Monsieur le président, madame la secrétaire d’État, mes chers collègues, avant d’entrer dans le vif de ce projet de loi relatif à la bioéthique, je souhaiterais faire quelques remarques sur la méthode.
Il me semble que, face à un texte qui ne fait l’unanimité au sein d’aucun groupe politique, qui touche chacun d’entre nous dans ses convictions les plus intimes, qui fait appel à nos expériences, à nos valeurs, à notre conception de l’homme, de l’éthique, et donc de la bioéthique, nous allons un peu trop vite.
Adopté à l’Assemblée nationale le 15 février dernier, ce projet de loi vient en discussion au Sénat sept semaines plus tard, alors que nos travaux ont été suspendus pendant pratiquement trois semaines.
Au-delà du fait que nous avons été pris de court, qu’un remaniement est intervenu entre le passage de ce texte en conseil des ministres et son examen par le Parlement, je déplore également l’absence de constitution d’une commission spéciale pour étudier le projet.
Je pense aussi que ce texte aurait dû être élaboré bien plus tôt. Nous avons en effet deux ans de retard sur le calendrier : le précédent texte relatif à la bioéthique date de 2004 et il aurait dû être révisé après cinq ans. En ne respectant pas cette « clause de revoyure », madame la secrétaire d’État, vous avez laissé passer la date d’expiration du moratoire sur l’interdiction de la recherche sur l’embryon. En conséquence, l’Agence de la biomédecine ne peut plus délivrer d’autorisation de recherche, faute pour le Gouvernement et le Parlement d’assumer leurs responsabilités !
Je le dis dès à présent et je le répéterai au long des débats : il est nécessaire de prévoir des dates de révision des lois de bioéthique et, surtout, de s’y tenir ! Le progrès technique va souvent plus vite que le droit, pourtant censé l’encadrer.
Voilà pour la méthode. Penchons-nous à présent sur le projet de loi qui nous est proposé.
Je tiens tout d’abord à saluer le travail de la commission des affaires sociales, qui a permis d’améliorer le texte voté à l’Assemblée nationale.
Je salue ainsi la disparition de l’article 4 quater, qui introduisait un cavalier législatif supprimant l’ordonnance Ballereau et, par là même, l’encadrement de la profession de biologiste médical.

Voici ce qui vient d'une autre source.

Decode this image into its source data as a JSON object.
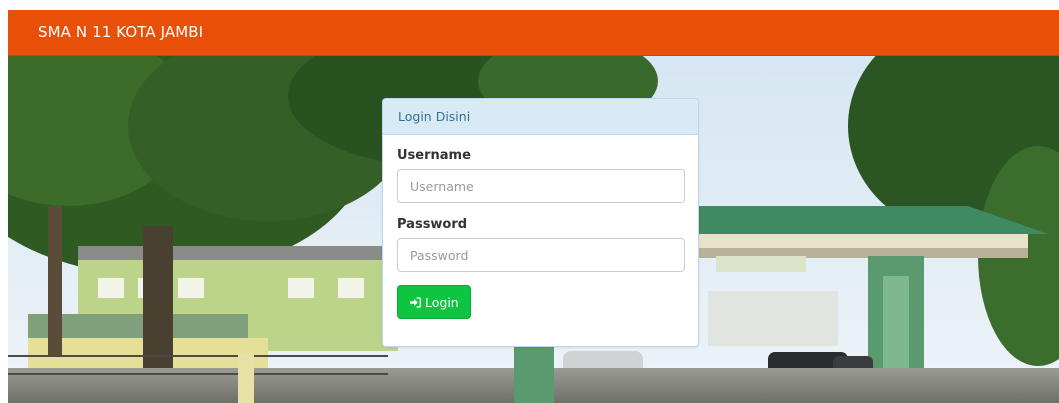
{
  "navbar": {
    "brand": "SMA N 11 KOTA JAMBI"
  },
  "login": {
    "heading": "Login Disini",
    "username_label": "Username",
    "username_placeholder": "Username",
    "username_value": "",
    "password_label": "Password",
    "password_placeholder": "Password",
    "password_value": "",
    "button_label": "Login",
    "button_icon": "sign-in-icon"
  },
  "colors": {
    "navbar": "#e8500a",
    "panel_heading_bg": "#d9eaf7",
    "panel_heading_text": "#31708f",
    "login_button": "#0ec440"
  }
}
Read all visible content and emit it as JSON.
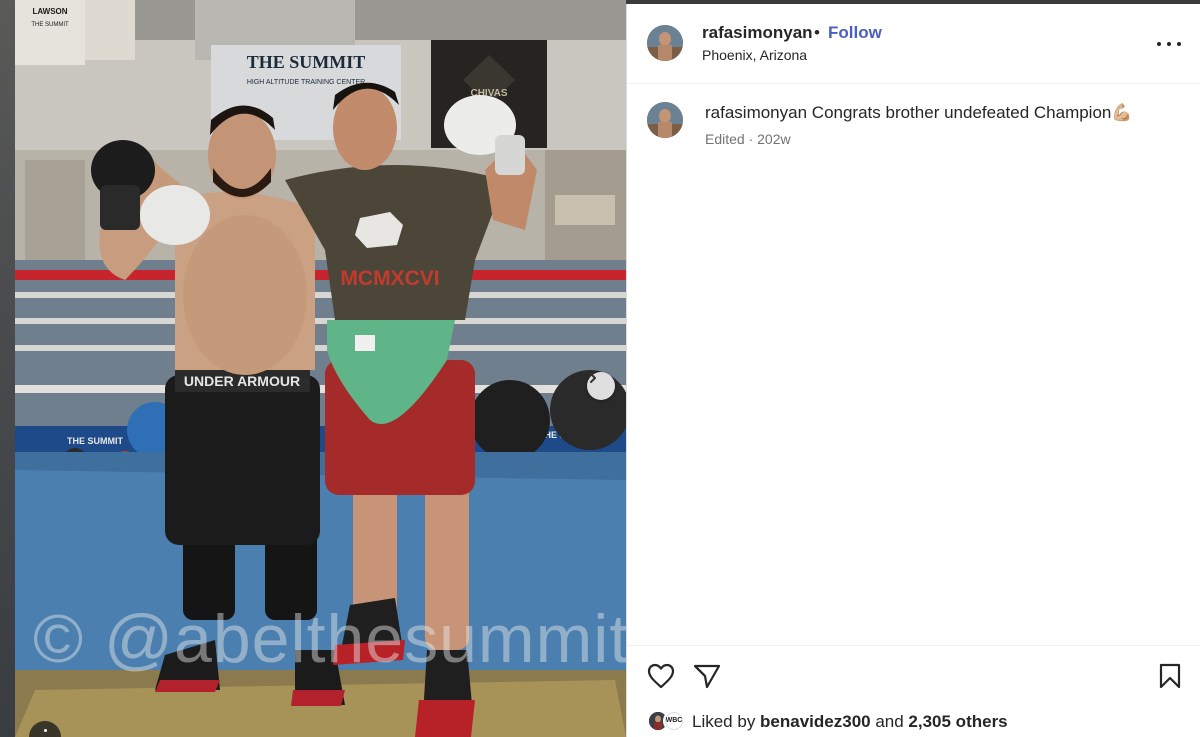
{
  "photo": {
    "watermark": "© @abelthesummit",
    "banner_top": "THE SUMMIT",
    "banner_sub": "HIGH ALTITUDE TRAINING CENTER",
    "shirt_text": "MCMXCVI",
    "ring_brand": "CHIVAS",
    "ring_apron": "THE SUMMIT",
    "waistband": "UNDER ARMOUR",
    "poster_left": "LAWSON",
    "poster_left_sub": "THE SUMMIT",
    "next_icon": "chevron-right-icon",
    "more_icon": "ellipsis-icon"
  },
  "post": {
    "username": "rafasimonyan",
    "separator": "•",
    "follow_label": "Follow",
    "location": "Phoenix, Arizona",
    "more_icon": "ellipsis-horizontal-icon"
  },
  "comment": {
    "username": "rafasimonyan",
    "text": " Congrats brother undefeated Champion💪🏼",
    "meta": "Edited · 202w"
  },
  "actions": {
    "like_icon": "heart-icon",
    "share_icon": "paper-plane-icon",
    "save_icon": "bookmark-icon"
  },
  "likes": {
    "prefix": "Liked by ",
    "user": "benavidez300",
    "middle": " and ",
    "others": "2,305 others",
    "avatar2_label": "WBC"
  },
  "colors": {
    "follow": "#4a5fc1",
    "text": "#262626",
    "muted": "#737373"
  }
}
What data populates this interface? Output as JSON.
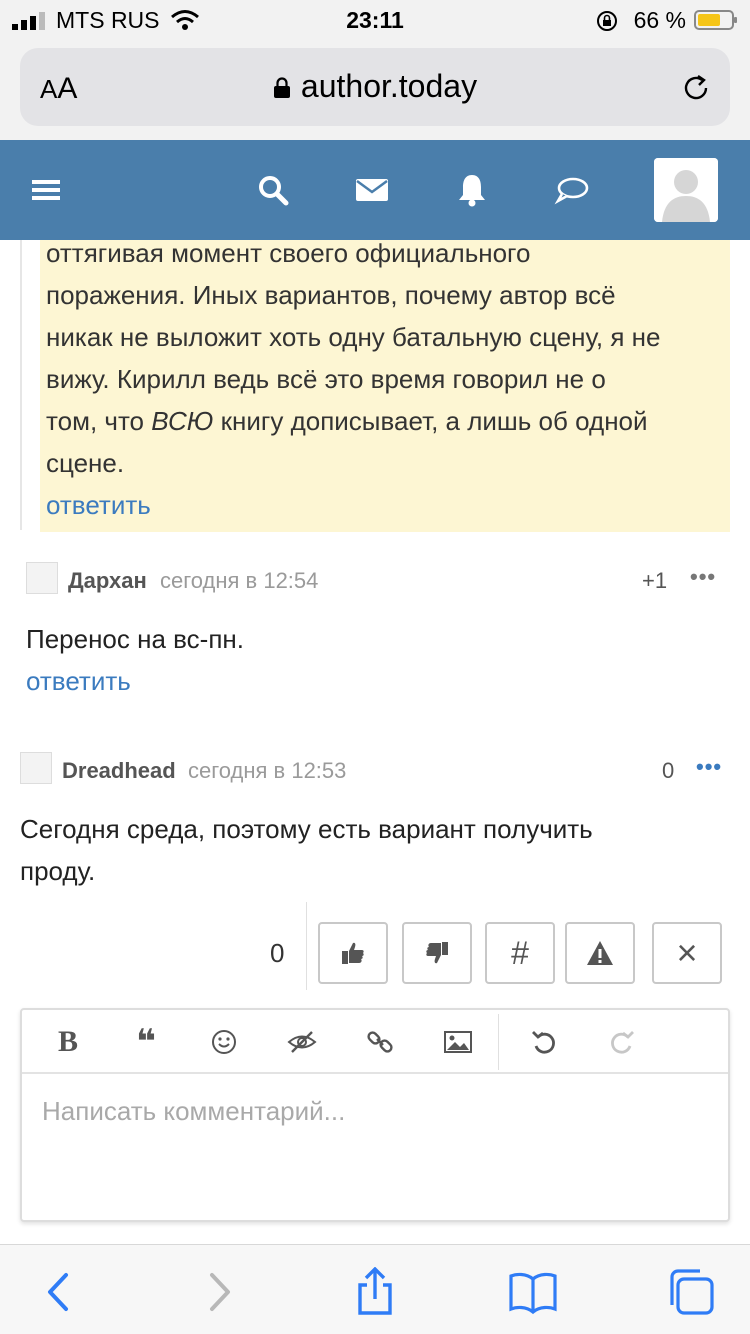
{
  "status_bar": {
    "carrier": "MTS RUS",
    "time": "23:11",
    "battery_percent": "66 %"
  },
  "browser": {
    "text_size_label_small": "A",
    "text_size_label_big": "A",
    "url": "author.today"
  },
  "colors": {
    "header": "#4a7eab",
    "link": "#3b7bbf",
    "highlight": "#fdf6d3",
    "ios_blue": "#2f7cf6"
  },
  "header_icons": [
    "menu-icon",
    "search-icon",
    "mail-icon",
    "bell-icon",
    "chat-icon",
    "user-avatar"
  ],
  "quoted_comment": {
    "lines": [
      "оттягивая момент своего официального",
      "поражения. Иных вариантов, почему автор всё",
      "никак не выложит хоть одну батальную сцену, я не",
      "вижу. Кирилл ведь всё это время говорил не о",
      "том, что ",
      "ВСЮ",
      " книгу дописывает, а лишь об одной",
      "сцене."
    ],
    "reply": "ответить"
  },
  "comments": [
    {
      "author": "Дархан",
      "time": "сегодня в 12:54",
      "score": "+1",
      "more": "•••",
      "text": "Перенос на вс-пн.",
      "reply": "ответить"
    },
    {
      "author": "Dreadhead",
      "time": "сегодня в 12:53",
      "score": "0",
      "more": "•••",
      "text_line1": "Сегодня среда, поэтому есть вариант получить",
      "text_line2": "проду."
    }
  ],
  "actions": {
    "count": "0",
    "hash": "#",
    "close": "×"
  },
  "editor": {
    "bold": "B",
    "quote": "❝",
    "placeholder": "Написать комментарий..."
  }
}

Je me réjouis également du toilettage de certains articles, notamment de la suppression de la « reconnaissance de la Nation » à l’égard des donneurs d’organe, disposition particulièrement inutile et ridicule.

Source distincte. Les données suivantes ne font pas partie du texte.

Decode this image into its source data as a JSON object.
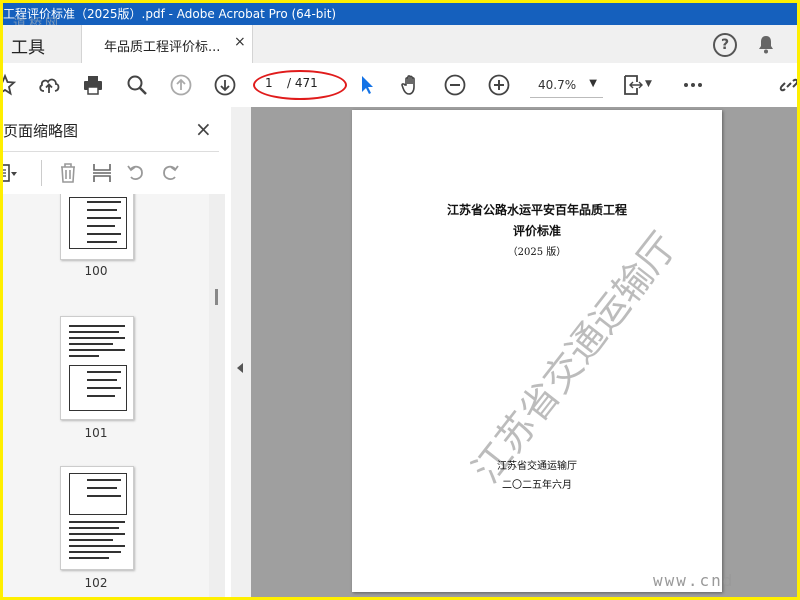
{
  "window": {
    "title": "工程评价标准（2025版）.pdf - Adobe Acrobat Pro (64-bit)",
    "watermark": "道桥网"
  },
  "tabs": {
    "tools": "工具",
    "document": "年品质工程评价标...",
    "close": "×"
  },
  "toolbar": {
    "page_current": "1",
    "page_total": "/ 471",
    "zoom": "40.7%",
    "icons": [
      "star-icon",
      "upload-icon",
      "print-icon",
      "search-icon",
      "page-up-icon",
      "page-down-icon",
      "select-arrow-icon",
      "hand-icon",
      "zoom-out-icon",
      "zoom-in-icon",
      "fit-page-icon",
      "more-icon",
      "link-icon"
    ]
  },
  "sidebar": {
    "title": "页面缩略图",
    "close": "×",
    "thumbnails": [
      {
        "label": "100"
      },
      {
        "label": "101"
      },
      {
        "label": "102"
      }
    ]
  },
  "document": {
    "title_line1": "江苏省公路水运平安百年品质工程",
    "title_line2": "评价标准",
    "edition": "（2025 版）",
    "author": "江苏省交通运输厅",
    "date": "二〇二五年六月",
    "stamp": "江苏省交通运输厅"
  },
  "corner_watermark": "www.cnd",
  "colors": {
    "titlebar": "#1560bd",
    "annotation": "#e01b1b",
    "frame": "#ffef00",
    "select_tool": "#1473e6"
  }
}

Enfin, les membres de la commission, dans leur sagesse, ont également substitué au régime d’interdiction avec dérogations de la recherche sur les embryons, qui était parfaitement hypocrite, un système d’autorisation assortie de conditions et de garanties.
Cependant, ces améliorations restent marginales, tant ce projet de loi relatif à la bioéthique s’avère insuffisant et sans ambition.

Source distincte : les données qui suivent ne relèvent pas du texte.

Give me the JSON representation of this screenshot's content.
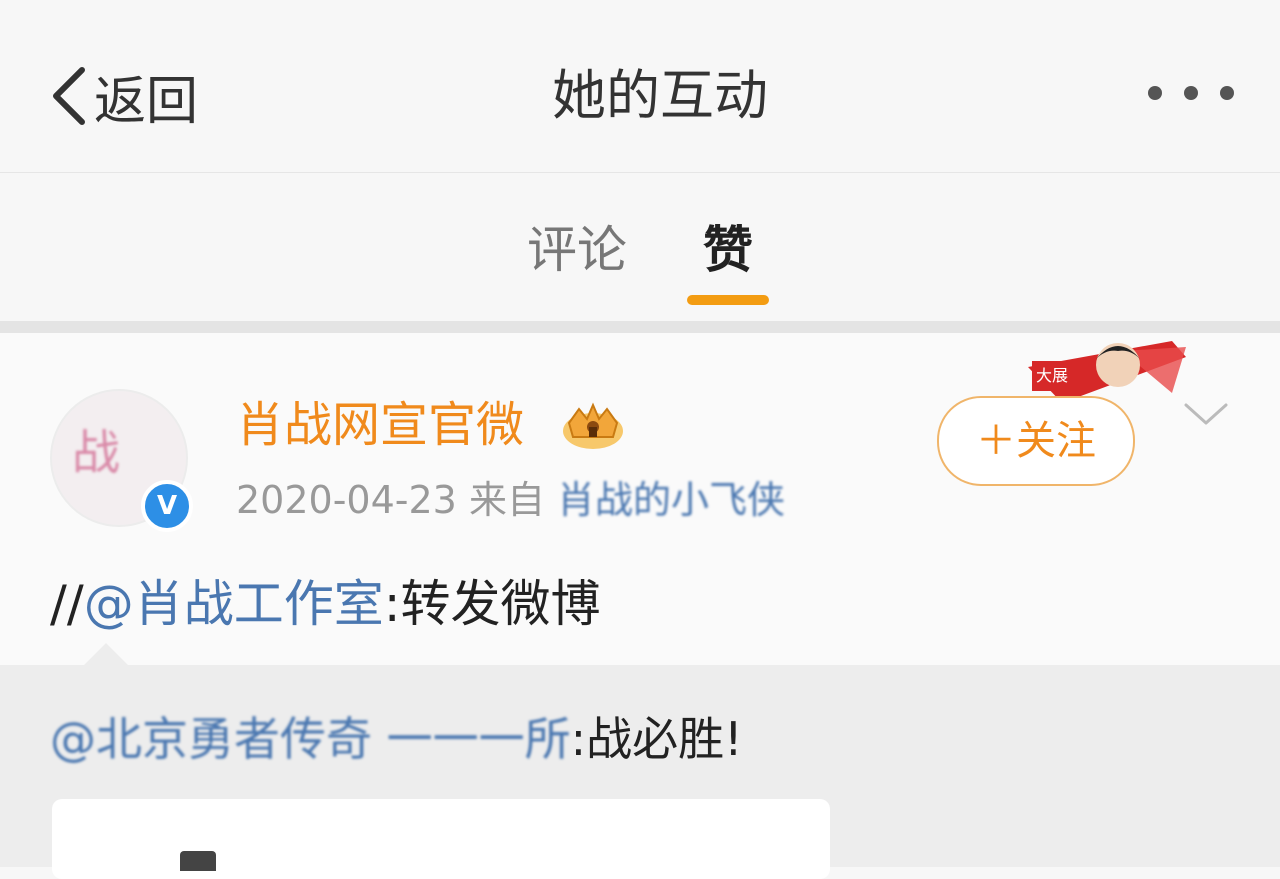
{
  "header": {
    "back_label": "返回",
    "title": "她的互动"
  },
  "tabs": [
    {
      "label": "评论",
      "active": false
    },
    {
      "label": "赞",
      "active": true
    }
  ],
  "accent_color": "#f39c12",
  "post": {
    "avatar_icon": "avatar-image",
    "verified_badge": "V",
    "username": "肖战网宣官微",
    "crown_icon": "crown-icon",
    "date": "2020-04-23",
    "source_prefix": "来自",
    "source_name": "肖战的小飞侠",
    "follow_label": "＋关注",
    "text_prefix": "//",
    "mention": "@肖战工作室",
    "text_suffix": ":转发微博",
    "quote": {
      "mention": "@北京勇者传奇 一一一所",
      "text": ":战必胜!"
    }
  }
}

Les avancées législatives majeures se font rarement dans le consensus, passant au contraire par des débats parlementaires passionnés, seuls à même de permettre de dépasser le statu quo et l’immobilisme.
Il y a des lois qui ne deviennent consensuelles qu’après leur adoption, comme celles sur la contraception, l’interruption volontaire de grossesse, le PACS… Nos prédécesseurs ont eu le courage et le mérite d’inscrire ces débats à l’ordre du jour.
Aujourd’hui, nous sommes confrontés à un projet de loi sans envergure, du fait des tabous portés par les courants les plus traditionalistes de la majorité.
Tabou sur l’interruption de grossesse : trente-cinq ans après l’adoption de la loi Veil, on trouve dans ce projet de loi des dispositions qui traduisent un recul des droits des femmes en matière d’accès à l’interruption volontaire de grossesse. En dépit du temps qui s’est écoulé, les obstacles persistent, et nous devons rester vigilants pour défendre encore et toujours l’accès à l’avortement. Quand ce droit sera-t-il totalement acquis ?
Tabou sur les dons des homosexuels. La France manque de donneurs, notamment de sang et d’organes. Des personnes meurent faute d’être transfusées. L’an dernier, 277 personnes sont décédées du fait du manque de greffons. Plus de 10 000 autres figurent sur les listes d’attente cette année. Alors, quand allons-nous enfin autoriser nos concitoyens homosexuels à pouvoir effectuer cet acte citoyen qu’est le don de sang ou le don d’organe pour sauver des vies ? J’espère que notre assemblée aura enfin la lucidité de rectifier cette interdiction archaïque.